Le 21 juin, c'est la Journée mondiale de la Sclérose Latérale Amyotrophique ou maladie de Charcot. Environ 8 000 personnes souffrent de cette pathologie en France, et 500 000 dans le monde. 

Le Journal des Femmes : êtes-vous engagée dans une association ?

Nadine : Je suis adhérente à l'Association pour la Recherche sur la Sclérose Latérale Amyotrophique (ARSLA), qui me prête régulièrement du matériel et qui m'aide à tenir. J'invite d'ailleurs les gens à leur faire des dons, car c'est une super association, très bienveillante et qui n'hésite pas à venir en aide aux malades.
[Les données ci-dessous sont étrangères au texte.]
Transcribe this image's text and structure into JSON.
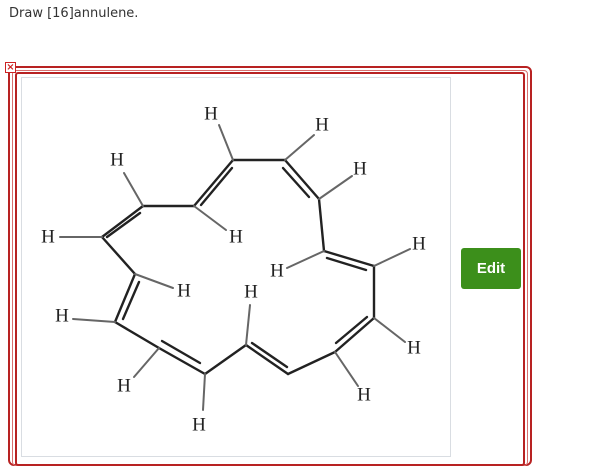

On en parle peu et c'est dommage...

Le Journal des Femmes : quel message souhaitez-vous faire passer aux lecteurs ou aux autres personnes atteints de SLA ?

Nadine : Que la vie est belle tant qu'on est vivant ! "Carpe Diem" - profiter du présent - c'est quelque chose que j'ai mis en place depuis que j'ai une SLA. On doit saisir les petits bonheurs de la vie...  C'est une maladie qu'on ne connaît pas beaucoup, alors il faut en parler le plus possible. 

Merci à Nadine Daudet pour son témoignage. Propos recueillis le 15 juin 2020.